Une rencontre tenue à Abidjan, ce mardi 30 juin 2026 au Novotel Marcory, a réuni dermatologues, pharmaciens et acteurs du secteur dermo-cosmétique autour d’un sujet central en consultation : l’hyperpigmentation cutanée.
L’objectif était d’expliquer les mécanismes biologiques à l’origine des taches pigmentaires, d’en identifier les causes, mais aussi de présenter des approches de prise en charge et de prévention adaptées, notamment aux peaux noires.
Intervenant principal, le Professeur Kalogua a rappelé que l’hyperpigmentation correspond à « un assombrissement de la peau lié à une surproduction de mélanine », tout en précisant qu’il ne s’agit pas d’une pathologie grave. « Ce n’est pas une maladie mortelle, mais son impact psychologique est réel, notamment sur l’estime de soi », a-t-il souligné, insistant sur sa fréquence chez les phototypes élevés.
Le Docteur Bonama a pour sa part mis en lumière le rôle de l’inflammation et de l’acné. « Toute agression de la peau peut déclencher une réaction pigmentaire lors de la cicatrisation », a-t-il expliqué.
Les experts ont identifié plusieurs facteurs aggravants : déséquilibres hormonaux, exposition solaire sans protection, eczéma, acné et usage de produits photosensibilisants.

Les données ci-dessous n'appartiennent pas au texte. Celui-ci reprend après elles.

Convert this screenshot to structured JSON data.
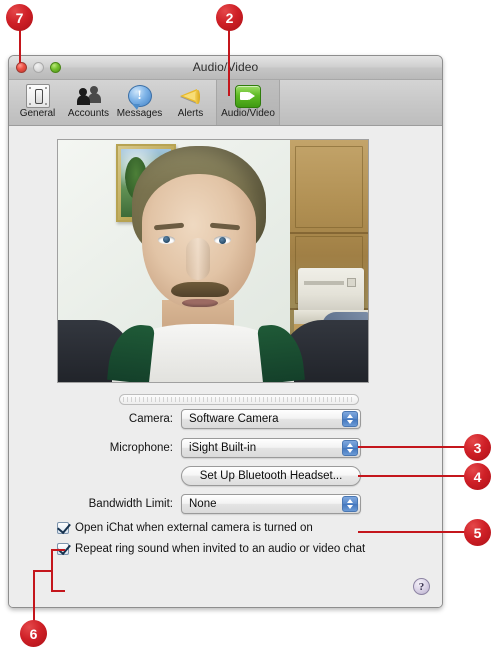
{
  "window": {
    "title": "Audio/Video",
    "traffic_lights": [
      "close",
      "minimize",
      "zoom"
    ]
  },
  "toolbar": {
    "items": [
      {
        "label": "General",
        "icon": "general-icon",
        "selected": false
      },
      {
        "label": "Accounts",
        "icon": "accounts-icon",
        "selected": false
      },
      {
        "label": "Messages",
        "icon": "messages-icon",
        "selected": false
      },
      {
        "label": "Alerts",
        "icon": "alerts-icon",
        "selected": false
      },
      {
        "label": "Audio/Video",
        "icon": "audio-video-icon",
        "selected": true
      }
    ]
  },
  "preview": {
    "name": "video-preview",
    "grip_name": "video-grip-slider"
  },
  "settings": {
    "camera_label": "Camera:",
    "camera_value": "Software Camera",
    "microphone_label": "Microphone:",
    "microphone_value": "iSight Built-in",
    "bluetooth_button": "Set Up Bluetooth Headset...",
    "bandwidth_label": "Bandwidth Limit:",
    "bandwidth_value": "None",
    "checkbox_open_ichat": "Open iChat when external camera is turned on",
    "checkbox_repeat_ring": "Repeat ring sound when invited to an audio or video chat",
    "help_label": "?"
  },
  "callouts": [
    {
      "number": "7",
      "target": "close-button"
    },
    {
      "number": "2",
      "target": "audio-video-toolbar-tab"
    },
    {
      "number": "3",
      "target": "camera-popup"
    },
    {
      "number": "4",
      "target": "microphone-popup"
    },
    {
      "number": "5",
      "target": "bandwidth-popup"
    },
    {
      "number": "6",
      "target": "checkbox-group"
    }
  ],
  "colors": {
    "callout_red": "#c4161c",
    "accent_blue": "#5687c9",
    "toolbar_selected_green": "#5fbb24"
  }
}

Le Professeur Kalogua a également mis en garde contre certaines pratiques : « Percer ou gratter les boutons favorise l’apparition de taches résiduelles ».
La question de la dépigmentation volontaire a été évoquée, avec des alertes sur les désordres pigmentaires liés à l’usage prolongé de produits non contrôlés.
Dans ce contexte, le rôle du pharmacien est jugé essentiel. « La pharmacie reste souvent le premier point de contact du patient », a indiqué SR Coulibaly Esther, insistant sur l’importance d’un conseil adapté et d’un accompagnement.
La rencontre a aussi permis de présenter des avancées en dermo-cosmétique, axées sur des solutions agissant sur la production de mélanine et l’inflammation, tout en intégrant la protection solaire.
En conclusion, les spécialistes ont insisté sur la prévention. « La protection solaire et l’éducation des patients restent essentielles », a rappelé le Professeur Kalogua.
La session a également été marquée par la présentation d’un sérum anti-taches, Mela B3, développé pour agir sur les mécanismes précoces de la pigmentation. Une innovation qui s’inscrit dans la recherche de solutions mieux adaptées aux peaux noires, face à une problématique encore insuffisamment maîtrisée en Afrique de l’Ouest.